背景/目的:本文旨在评估ChatGPT在回答欧洲眼科文凭(EBOD)考试试卷中的表现,并将这些结果与通过基准和候选人结果进行比较。方法:本横断面研究使用2012年、2013年、2020-2023年EBOD考试的试卷样本。这项研究分析了ChatGPT对440个选择题(mcq)的回答,每个选择题包含5个真假陈述(总共2200个陈述)和48个单一最佳答案(SBA)问题。结果:mcq的ChatGPT平均得分为64.39%。ChatGPT在mcq中表现最好的指标是精度(68.76%)。ChatGPT对病理mcq的回答效果最好(Grubbs检验p < 0.05)。光学和折射在所有指标的MCQ表现中得分最低。ChatGPT-3.5 Turbo在简单问题上的表现不如人类候选人和chatgpt - 40(75%对100%的准确率),但在挑战性问题上的表现优于人类和chatgpt - 40(50%对28%的准确率)。ChatGPT的SBA性能平均为28.43%,在精度方面得分最高,表现最强(29.36%)。病理SBA问题始终是大多数指标中得分最低的主题。ChatGPT更频繁地选择选项1的趋势不显著(p = 0.19)。在回答SBAs时,人类候选人在所有度量领域的得分都高于ChatGPT。结论:ChatGPT在真假问题上表现更强,在大多数情况下得分及格。SBA问题的表现较差,说明ChatGPT在信息检索方面的能力强于知识整合方面的能力。ChatGPT可以成为眼科教育的一个有价值的工具,允许考试委员会测试他们的试卷,以确保他们的水平正确,标记开放式问题,并提供详细的反馈。
本文章由计算机程序翻译,如有差异,请以英文原文为准。
Artificial Intelligence vs. Human Cognition: A Comparative Analysis of ChatGPT and Candidates Sitting the European Board of Ophthalmology Diploma Examination.

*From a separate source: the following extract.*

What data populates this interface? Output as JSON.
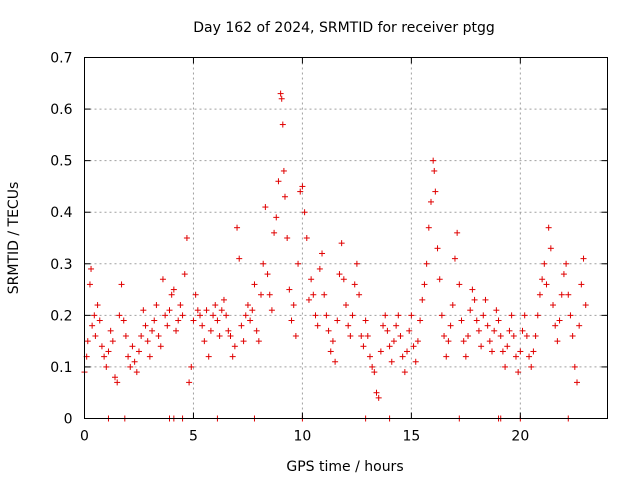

Background/objectives: This paper aims to assess ChatGPT's performance in answering European Board of Ophthalmology Diploma (EBOD) examination papers and to compare these results to pass benchmarks and candidate results.

Methods: This cross-sectional study used a sample of past exam papers from 2012, 2013, 2020-2023 EBOD examinations. This study analyzed ChatGPT's responses to 440 multiple choice questions (MCQs), each containing five true/false statements (2200 statements in total) and 48 single best answer (SBA) questions.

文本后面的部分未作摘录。